The mapping $f$ is continuous at (the point) $x$ (with respect to the topologies $\tau_1$ and $\tau_2$) if and only if:

For every neighborhood $N$ of $\map f x$ in $T_2$, there exists a neighborhood $M$ of $x$ in $T_1$ such that $f \sqbrk M \subseteq N$.

Definition using Neighborhood Inverse

The mapping $f$ is continuous at (the point) $x$ (with respect to the topologies $\tau_1$ and $\tau_2$) if and only if:

For every neighborhood $N$ of $\map f x$ in $T_2$, $f^{-1} \sqbrk N$ is a neighborhood of $x$.

Definition using Filters

The mapping $f$ is continuous at (the point) $x$ if and only if:

for any filter $\FF$ on $T_1$ that converges to $x$, the corresponding image filter $f \sqbrk \FF$ converges to $\map f x$.

Continuity Everywhere

Let $T_1 = \struct {S_1, \tau_1}$ and $T_2 = \struct {S_2, \tau_2}$ be topological spaces.

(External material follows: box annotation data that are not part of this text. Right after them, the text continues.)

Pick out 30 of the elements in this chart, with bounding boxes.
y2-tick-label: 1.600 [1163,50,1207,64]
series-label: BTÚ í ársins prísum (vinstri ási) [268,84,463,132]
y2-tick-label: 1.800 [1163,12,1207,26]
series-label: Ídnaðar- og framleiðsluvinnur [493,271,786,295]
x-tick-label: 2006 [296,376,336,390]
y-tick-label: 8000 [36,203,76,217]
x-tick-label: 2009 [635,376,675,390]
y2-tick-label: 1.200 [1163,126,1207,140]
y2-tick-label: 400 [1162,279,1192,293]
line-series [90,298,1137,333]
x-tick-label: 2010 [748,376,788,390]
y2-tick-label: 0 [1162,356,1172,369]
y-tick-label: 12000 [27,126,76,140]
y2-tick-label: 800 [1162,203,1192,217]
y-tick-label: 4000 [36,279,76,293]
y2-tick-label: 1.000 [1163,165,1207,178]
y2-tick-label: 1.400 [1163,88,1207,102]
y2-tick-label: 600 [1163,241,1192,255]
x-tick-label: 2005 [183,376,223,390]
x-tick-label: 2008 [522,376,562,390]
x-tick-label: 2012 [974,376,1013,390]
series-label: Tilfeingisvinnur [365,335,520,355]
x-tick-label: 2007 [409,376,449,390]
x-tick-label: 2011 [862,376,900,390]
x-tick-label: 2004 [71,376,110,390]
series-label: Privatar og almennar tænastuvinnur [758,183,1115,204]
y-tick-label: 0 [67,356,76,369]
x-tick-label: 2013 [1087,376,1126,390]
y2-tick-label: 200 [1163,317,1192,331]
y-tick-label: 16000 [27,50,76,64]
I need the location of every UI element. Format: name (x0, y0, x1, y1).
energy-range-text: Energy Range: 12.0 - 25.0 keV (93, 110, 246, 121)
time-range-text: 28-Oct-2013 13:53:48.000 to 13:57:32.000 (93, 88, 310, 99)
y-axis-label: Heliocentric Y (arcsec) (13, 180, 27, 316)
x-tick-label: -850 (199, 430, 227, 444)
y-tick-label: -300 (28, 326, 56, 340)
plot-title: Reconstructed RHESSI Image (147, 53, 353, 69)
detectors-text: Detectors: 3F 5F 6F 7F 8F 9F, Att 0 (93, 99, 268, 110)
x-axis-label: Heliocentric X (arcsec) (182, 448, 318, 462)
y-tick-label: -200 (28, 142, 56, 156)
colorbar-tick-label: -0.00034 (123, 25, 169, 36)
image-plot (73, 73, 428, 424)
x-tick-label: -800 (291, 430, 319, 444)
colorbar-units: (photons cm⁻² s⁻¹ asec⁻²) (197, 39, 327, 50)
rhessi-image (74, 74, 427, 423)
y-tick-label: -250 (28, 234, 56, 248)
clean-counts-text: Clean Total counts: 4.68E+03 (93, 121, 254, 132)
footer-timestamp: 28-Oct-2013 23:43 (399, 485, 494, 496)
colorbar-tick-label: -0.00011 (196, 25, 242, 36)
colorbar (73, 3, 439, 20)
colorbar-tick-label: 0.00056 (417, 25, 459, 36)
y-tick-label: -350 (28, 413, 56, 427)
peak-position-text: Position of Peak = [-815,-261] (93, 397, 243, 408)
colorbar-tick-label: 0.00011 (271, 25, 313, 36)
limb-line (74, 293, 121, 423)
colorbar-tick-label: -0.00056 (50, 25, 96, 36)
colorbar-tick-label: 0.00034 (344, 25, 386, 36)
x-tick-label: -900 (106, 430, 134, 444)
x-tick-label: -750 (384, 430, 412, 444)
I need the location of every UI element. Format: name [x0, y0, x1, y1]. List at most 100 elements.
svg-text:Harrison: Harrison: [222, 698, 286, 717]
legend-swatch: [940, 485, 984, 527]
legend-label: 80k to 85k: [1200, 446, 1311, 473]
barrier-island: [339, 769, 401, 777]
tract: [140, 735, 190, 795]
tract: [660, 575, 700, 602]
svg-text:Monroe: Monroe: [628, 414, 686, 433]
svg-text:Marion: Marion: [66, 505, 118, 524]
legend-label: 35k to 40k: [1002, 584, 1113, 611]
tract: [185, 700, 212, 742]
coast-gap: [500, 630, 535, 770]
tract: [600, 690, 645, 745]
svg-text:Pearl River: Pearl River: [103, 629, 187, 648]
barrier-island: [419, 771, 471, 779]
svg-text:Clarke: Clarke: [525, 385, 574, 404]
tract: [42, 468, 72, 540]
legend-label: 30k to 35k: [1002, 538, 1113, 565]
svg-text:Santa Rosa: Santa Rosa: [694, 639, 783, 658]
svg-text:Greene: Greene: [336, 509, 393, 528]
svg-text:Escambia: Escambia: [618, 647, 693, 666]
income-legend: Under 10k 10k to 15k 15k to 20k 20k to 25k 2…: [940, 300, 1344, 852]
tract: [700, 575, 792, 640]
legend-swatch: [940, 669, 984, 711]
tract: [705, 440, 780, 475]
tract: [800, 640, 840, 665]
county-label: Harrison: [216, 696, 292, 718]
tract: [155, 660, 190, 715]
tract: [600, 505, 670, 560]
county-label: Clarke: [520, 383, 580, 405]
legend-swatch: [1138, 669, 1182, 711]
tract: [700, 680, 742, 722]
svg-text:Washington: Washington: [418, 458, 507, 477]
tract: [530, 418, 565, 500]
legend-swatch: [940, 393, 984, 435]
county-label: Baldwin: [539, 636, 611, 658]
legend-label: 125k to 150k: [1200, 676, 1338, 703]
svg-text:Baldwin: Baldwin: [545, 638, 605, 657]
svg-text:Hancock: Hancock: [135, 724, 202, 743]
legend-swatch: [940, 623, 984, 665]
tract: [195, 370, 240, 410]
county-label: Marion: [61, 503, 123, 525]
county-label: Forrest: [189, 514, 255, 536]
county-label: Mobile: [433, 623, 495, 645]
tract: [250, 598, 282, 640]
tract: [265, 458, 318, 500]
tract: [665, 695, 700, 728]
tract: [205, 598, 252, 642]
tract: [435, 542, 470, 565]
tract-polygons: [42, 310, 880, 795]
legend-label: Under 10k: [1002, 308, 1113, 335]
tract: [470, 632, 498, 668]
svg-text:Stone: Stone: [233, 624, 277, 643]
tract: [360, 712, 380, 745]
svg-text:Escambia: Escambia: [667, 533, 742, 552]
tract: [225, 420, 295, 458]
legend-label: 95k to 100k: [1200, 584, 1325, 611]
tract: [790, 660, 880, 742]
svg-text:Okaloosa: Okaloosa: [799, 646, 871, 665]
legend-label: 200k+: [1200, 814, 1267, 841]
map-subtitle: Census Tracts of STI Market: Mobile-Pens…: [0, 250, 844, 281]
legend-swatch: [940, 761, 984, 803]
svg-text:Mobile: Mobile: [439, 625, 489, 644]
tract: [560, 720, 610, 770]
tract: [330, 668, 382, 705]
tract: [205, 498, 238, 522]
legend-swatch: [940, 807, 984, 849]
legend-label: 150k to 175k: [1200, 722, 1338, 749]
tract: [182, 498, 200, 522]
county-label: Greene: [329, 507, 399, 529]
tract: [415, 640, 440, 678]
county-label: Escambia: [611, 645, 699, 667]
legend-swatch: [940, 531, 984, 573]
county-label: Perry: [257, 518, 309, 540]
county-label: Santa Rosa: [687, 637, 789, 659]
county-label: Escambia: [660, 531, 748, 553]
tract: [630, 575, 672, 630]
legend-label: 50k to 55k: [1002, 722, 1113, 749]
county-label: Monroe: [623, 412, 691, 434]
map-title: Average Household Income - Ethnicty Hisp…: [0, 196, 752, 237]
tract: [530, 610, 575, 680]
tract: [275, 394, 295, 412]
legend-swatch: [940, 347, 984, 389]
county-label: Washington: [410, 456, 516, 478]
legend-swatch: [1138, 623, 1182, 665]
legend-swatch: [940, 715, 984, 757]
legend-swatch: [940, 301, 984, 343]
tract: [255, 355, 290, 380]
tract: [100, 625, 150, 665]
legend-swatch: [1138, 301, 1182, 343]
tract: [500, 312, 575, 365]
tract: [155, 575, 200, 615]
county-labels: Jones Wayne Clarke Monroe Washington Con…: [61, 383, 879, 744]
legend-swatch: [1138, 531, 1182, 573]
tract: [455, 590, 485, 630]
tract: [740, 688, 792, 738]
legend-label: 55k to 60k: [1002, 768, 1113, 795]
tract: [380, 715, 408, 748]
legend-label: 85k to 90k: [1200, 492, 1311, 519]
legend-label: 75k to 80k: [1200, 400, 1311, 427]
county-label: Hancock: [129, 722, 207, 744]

Let $f: S_1 \to S_2$ be a mapping from $S_1$ to $S_2$.

The following definitions of the concept of everywhere continuous mapping between topological spaces are equivalent:

Definition by Pointwise Continuity

The mapping $f$ is continuous everywhere (or simply continuous) if and only if $f$ is continuous at every point $x \in S_1$.

Definition by Open Sets

The mapping $f$ is continuous on $S_1$ if and only if:

$U \in \tau_2 \implies f^{-1} \sqbrk U \in \tau_1$

where $f^{-1} \sqbrk U$ denotes the preimage of $U$ under $f$.